陳峰沒往深處走,就在三里地內的松林邊緣轉了一圈。
大黃驅趕,他堵截,套索收口——兩隻肥榛雞撲稜著翅膀吊在繩釦上,一隻雪兔蹬了兩下後腿便不動了。
系統彈出“良好”評級,陳峰沒理,低頭從空間裡摸出一隻陶罐。
罐子不大,巴掌寬,裡頭裝著獵殺那頭極品雄鹿時放出的半罐鹿血,在空間恆溫格里存了好幾天,鮮得跟剛接的一樣。
他擰開蓋子聞了聞,濃腥中透著一股子熱勁兒。
回家路上,陳峰拐進柴棚,從角落翻出二叔過年沒捨得喝的半罈燒刀子。
六十度的糧食酒,辣嗓子,但底子正。
他把鹿血倒進酒罈,用木棍攪勻,壇口蒙兩層粗布紮緊麻繩,晃了晃,酒液從清亮變成深琥珀色。
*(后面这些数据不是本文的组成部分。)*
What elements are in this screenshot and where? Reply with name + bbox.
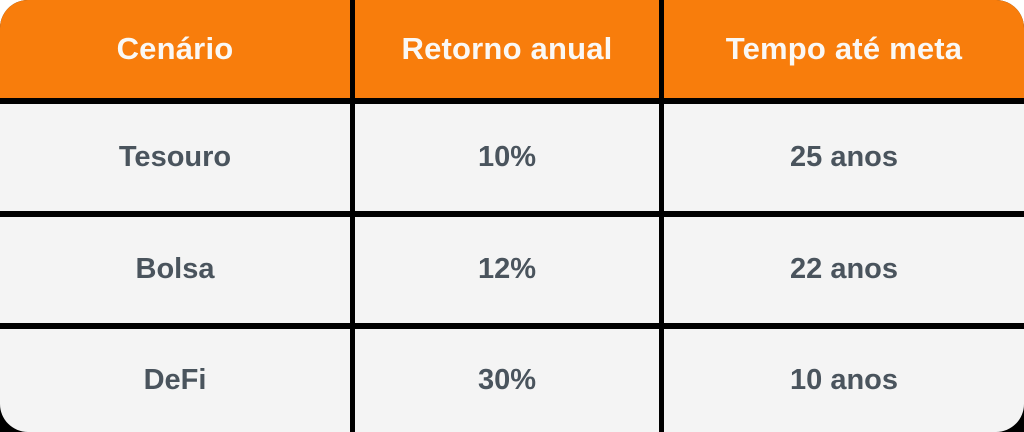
cell-return-bolsa: 12% [355,217,659,323]
cell-time-defi: 10 anos [664,329,1024,432]
cell-scenario-tesouro: Tesouro [0,104,350,211]
header-cell-cenario: Cenário [0,0,350,98]
cell-time-tesouro: 25 anos [664,104,1024,211]
cell-return-defi: 30% [355,329,659,432]
cell-time-bolsa: 22 anos [664,217,1024,323]
cell-return-tesouro: 10% [355,104,659,211]
header-cell-retorno-anual: Retorno anual [355,0,659,98]
cell-scenario-defi: DeFi [0,329,350,432]
cell-scenario-bolsa: Bolsa [0,217,350,323]
header-cell-tempo-ate-meta: Tempo até meta [664,0,1024,98]
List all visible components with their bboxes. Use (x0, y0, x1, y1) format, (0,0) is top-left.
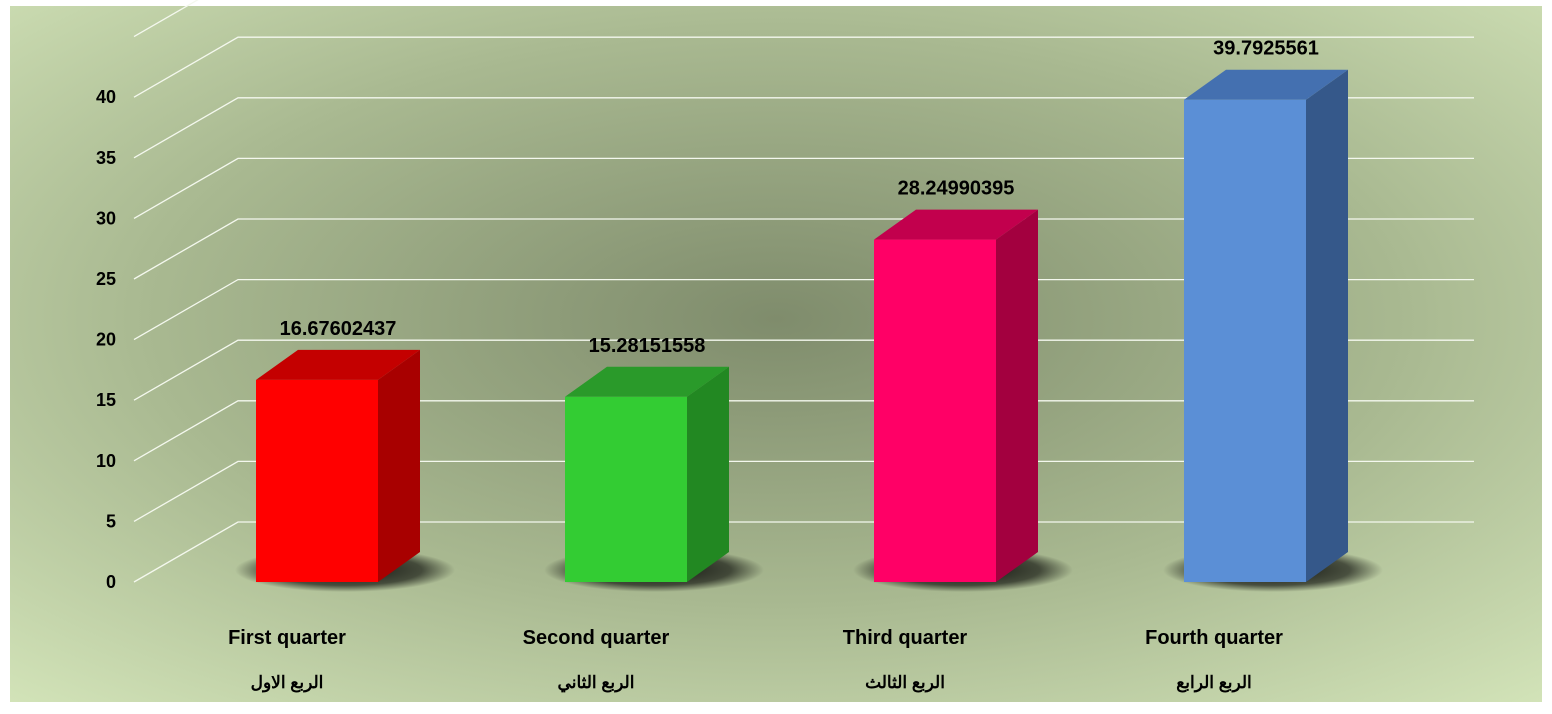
y-axis: 0 5 10 15 20 25 30 35 40 (96, 87, 116, 592)
gridline (133, 339, 1474, 401)
bar-front (565, 396, 687, 582)
bar-top (565, 366, 729, 397)
bar-front (1184, 99, 1306, 582)
x-category-label: First quarter (228, 627, 346, 649)
bar-front (874, 239, 996, 583)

這東西溫陽補血,配著藥方裡的黃芪白朮一塊走,能把蘇懷遠虧空的底子往上託一截。
進了灶房,陳峰把獵裝一脫,圍上粗布圍裙。
國宴級烹飪精通在腦子裡鋪開,他手底下沒停——榛雞拔毛開膛,兔子剝皮剔骨,野豬五花從空間裡取出來切成麻將塊。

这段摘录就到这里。